EE says it will live stream a special Stormzy gig to mark the launch of its 5G network across six UK sites on Thursday May 30.

The gig by the platinum-selling UK grime artist will be hosted in a “top secret” central London location, the company said, and streamed via the new bandwidth, which the BT-owned firm said could see some customers “break the one gigabit-per-second milestone on their 5G smartphones”.

(That’s some way off the speeds estimated in Ofcom’s “Enabling 5G in the UK”, report, which sees peak 5G speeds of 10-20 gigabits-per- second…)

China’s Huawei was keen to make hay of the news, sending Computer Business Review a release noting its role in the new network.

EE acknowledged that the network specialist, under sustained pressure from US policy makers over espionage fears, was involved.

Stormzy Gig or No, Huawei Remains a “Valued Innovation Partner”

An EE spokesman said: “In 2016, following the acquisition of EE, we began a process to remove Huawei equipment from the core of our 3G and 4G networks, as part of network architecture principles in place since 2006.”

“We’re applying these same principles to our current RFP for 5G core infrastructure. As a result, Huawei has not been included in vendor selection for our 5G core. Huawei remains an important equipment provider outside the core network, and a valued innovation partner.”

EE first live-tested 5G in Canary Wharf in October 2018, to assess spectrum and devices for performance, speed and coverage.

An EE spokesman told Computer Business Review at the time: “The site is massive MIMO – 64×64. [We saw] around 1.3Gbps on the test equipment. That’s aggregating our 40MHz of 3.4GHz NR, with 15MHz of 2100 LTE and 15MHz of 2600 LTE. The Huawei CPE we’re using supports 5MHz of LTE and the 40 of 3.4 NR, and that’s getting around 600Mbps.”

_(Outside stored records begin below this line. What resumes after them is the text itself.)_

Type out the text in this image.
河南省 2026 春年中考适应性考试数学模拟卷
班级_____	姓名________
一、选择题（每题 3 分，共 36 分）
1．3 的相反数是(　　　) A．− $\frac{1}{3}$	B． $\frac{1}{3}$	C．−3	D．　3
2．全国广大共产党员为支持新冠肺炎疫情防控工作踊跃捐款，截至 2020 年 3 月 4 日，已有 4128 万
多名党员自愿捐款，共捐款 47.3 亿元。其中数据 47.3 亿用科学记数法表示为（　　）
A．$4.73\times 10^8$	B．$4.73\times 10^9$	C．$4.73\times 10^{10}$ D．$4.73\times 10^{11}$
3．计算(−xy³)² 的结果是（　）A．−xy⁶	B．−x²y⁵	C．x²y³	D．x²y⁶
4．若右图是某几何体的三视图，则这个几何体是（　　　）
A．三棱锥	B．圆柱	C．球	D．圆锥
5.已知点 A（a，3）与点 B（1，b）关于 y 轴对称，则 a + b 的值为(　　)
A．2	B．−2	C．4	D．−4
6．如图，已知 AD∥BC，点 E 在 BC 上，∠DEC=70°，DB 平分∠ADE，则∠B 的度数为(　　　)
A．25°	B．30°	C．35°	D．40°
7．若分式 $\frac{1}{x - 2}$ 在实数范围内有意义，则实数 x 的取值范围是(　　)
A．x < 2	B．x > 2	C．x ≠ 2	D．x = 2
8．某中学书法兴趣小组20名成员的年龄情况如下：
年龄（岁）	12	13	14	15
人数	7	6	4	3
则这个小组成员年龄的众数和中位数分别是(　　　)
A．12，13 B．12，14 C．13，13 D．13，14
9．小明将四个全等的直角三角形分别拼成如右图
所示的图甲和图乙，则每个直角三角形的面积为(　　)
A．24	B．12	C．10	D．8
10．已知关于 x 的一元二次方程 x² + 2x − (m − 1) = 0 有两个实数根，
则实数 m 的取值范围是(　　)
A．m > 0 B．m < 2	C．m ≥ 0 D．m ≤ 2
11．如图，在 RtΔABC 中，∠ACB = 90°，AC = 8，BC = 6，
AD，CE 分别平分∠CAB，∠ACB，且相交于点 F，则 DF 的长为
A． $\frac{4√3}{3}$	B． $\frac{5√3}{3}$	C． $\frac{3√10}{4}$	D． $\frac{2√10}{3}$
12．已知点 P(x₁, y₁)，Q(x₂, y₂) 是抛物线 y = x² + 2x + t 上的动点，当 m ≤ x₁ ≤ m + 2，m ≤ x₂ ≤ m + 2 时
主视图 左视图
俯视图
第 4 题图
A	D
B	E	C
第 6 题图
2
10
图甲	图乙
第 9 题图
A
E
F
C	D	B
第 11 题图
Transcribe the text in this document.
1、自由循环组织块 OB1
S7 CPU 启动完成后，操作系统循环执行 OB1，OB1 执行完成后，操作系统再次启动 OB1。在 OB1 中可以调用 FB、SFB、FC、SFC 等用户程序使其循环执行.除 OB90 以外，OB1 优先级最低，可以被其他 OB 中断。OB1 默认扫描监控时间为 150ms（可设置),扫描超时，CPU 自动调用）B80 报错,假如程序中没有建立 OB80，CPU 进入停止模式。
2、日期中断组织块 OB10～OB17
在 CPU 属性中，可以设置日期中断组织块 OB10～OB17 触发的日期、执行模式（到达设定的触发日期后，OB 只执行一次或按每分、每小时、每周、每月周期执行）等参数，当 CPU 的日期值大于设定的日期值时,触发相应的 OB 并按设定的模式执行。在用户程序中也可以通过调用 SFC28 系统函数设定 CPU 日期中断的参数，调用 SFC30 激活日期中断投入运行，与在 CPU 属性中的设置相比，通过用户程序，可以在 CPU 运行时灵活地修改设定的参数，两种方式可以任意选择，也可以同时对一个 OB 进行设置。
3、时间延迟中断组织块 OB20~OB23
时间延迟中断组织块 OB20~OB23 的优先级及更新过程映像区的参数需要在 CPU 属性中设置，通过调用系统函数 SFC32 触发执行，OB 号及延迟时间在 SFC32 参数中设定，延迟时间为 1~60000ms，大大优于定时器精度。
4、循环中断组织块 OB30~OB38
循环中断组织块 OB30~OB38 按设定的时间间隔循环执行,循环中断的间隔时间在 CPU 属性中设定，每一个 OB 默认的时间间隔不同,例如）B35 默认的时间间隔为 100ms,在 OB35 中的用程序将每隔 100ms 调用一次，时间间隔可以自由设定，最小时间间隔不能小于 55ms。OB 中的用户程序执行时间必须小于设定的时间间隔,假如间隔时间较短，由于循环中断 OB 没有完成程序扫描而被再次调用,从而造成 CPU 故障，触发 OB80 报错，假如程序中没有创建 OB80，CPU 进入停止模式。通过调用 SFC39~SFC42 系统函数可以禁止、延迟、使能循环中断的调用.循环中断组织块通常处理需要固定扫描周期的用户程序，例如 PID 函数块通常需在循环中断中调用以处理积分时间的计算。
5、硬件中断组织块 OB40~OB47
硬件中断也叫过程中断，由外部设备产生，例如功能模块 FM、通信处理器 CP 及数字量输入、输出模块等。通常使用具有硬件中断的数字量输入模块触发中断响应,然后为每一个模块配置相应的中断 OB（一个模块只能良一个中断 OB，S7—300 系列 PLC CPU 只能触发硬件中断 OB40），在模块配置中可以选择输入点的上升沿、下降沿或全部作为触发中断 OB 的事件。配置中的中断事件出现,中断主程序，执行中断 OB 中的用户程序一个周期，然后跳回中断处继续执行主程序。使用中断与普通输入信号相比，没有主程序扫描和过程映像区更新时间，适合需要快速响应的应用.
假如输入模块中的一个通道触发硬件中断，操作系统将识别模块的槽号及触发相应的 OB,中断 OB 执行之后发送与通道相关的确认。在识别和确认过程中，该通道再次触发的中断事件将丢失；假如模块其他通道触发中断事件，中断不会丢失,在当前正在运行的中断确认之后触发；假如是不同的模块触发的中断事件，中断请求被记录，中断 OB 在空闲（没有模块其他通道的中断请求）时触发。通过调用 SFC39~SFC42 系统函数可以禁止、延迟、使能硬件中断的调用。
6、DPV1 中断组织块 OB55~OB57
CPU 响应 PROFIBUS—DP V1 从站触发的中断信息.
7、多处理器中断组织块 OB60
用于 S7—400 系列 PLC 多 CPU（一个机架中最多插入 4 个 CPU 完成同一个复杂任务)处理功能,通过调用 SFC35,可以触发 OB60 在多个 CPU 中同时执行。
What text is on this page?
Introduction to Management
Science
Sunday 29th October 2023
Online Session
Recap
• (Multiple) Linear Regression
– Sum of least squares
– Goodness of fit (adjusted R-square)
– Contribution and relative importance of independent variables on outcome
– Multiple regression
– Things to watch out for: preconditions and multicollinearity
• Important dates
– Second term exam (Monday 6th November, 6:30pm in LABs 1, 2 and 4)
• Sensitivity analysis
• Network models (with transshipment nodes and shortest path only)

EE did not immediately confirm if the same infrastructure was underpinning next week’s launch, which will happen simultaneously in London, Cardiff, Edinburgh, Belfast, Birmingham and Manchester.

Fans can win tickets to attend the Stormzy gig, meanwhile, at co.uk/Stormzy. It will also be made available as a 360-degree VR experience for fans in the five other UK cities to have a ‘front row seat’ at the performance.

To work, 5G needs what former Ofcom director William Webb describes as “huge numbers of small cells, antennas with hundreds of discrete elements, computing provided at the edge of the network and high-performance network cores running virtualised functions.”

Operators have been concerned about the capex of rolling out this infrastructure, but as a December 2018 report by Deloitte notes, “the picture for 5G looks better for operators than was first thought.”

“As 2018’s field trials progressed, many operators in North America, Europe, and Japan are reevaluating the cost, and releasing public guidance that capex intensity for 5G will be more or less flat with their 4G spending. One major reason for this is that they have “pre-loaded” spending by aggressively investing in denser fiber networks (both in anticipation of 5G in the future and to support 4.5G technology today), as well as by purchasing 5G-ready radio hardware that can be upgraded to full 5G with software upgrades when the time for launch comes.”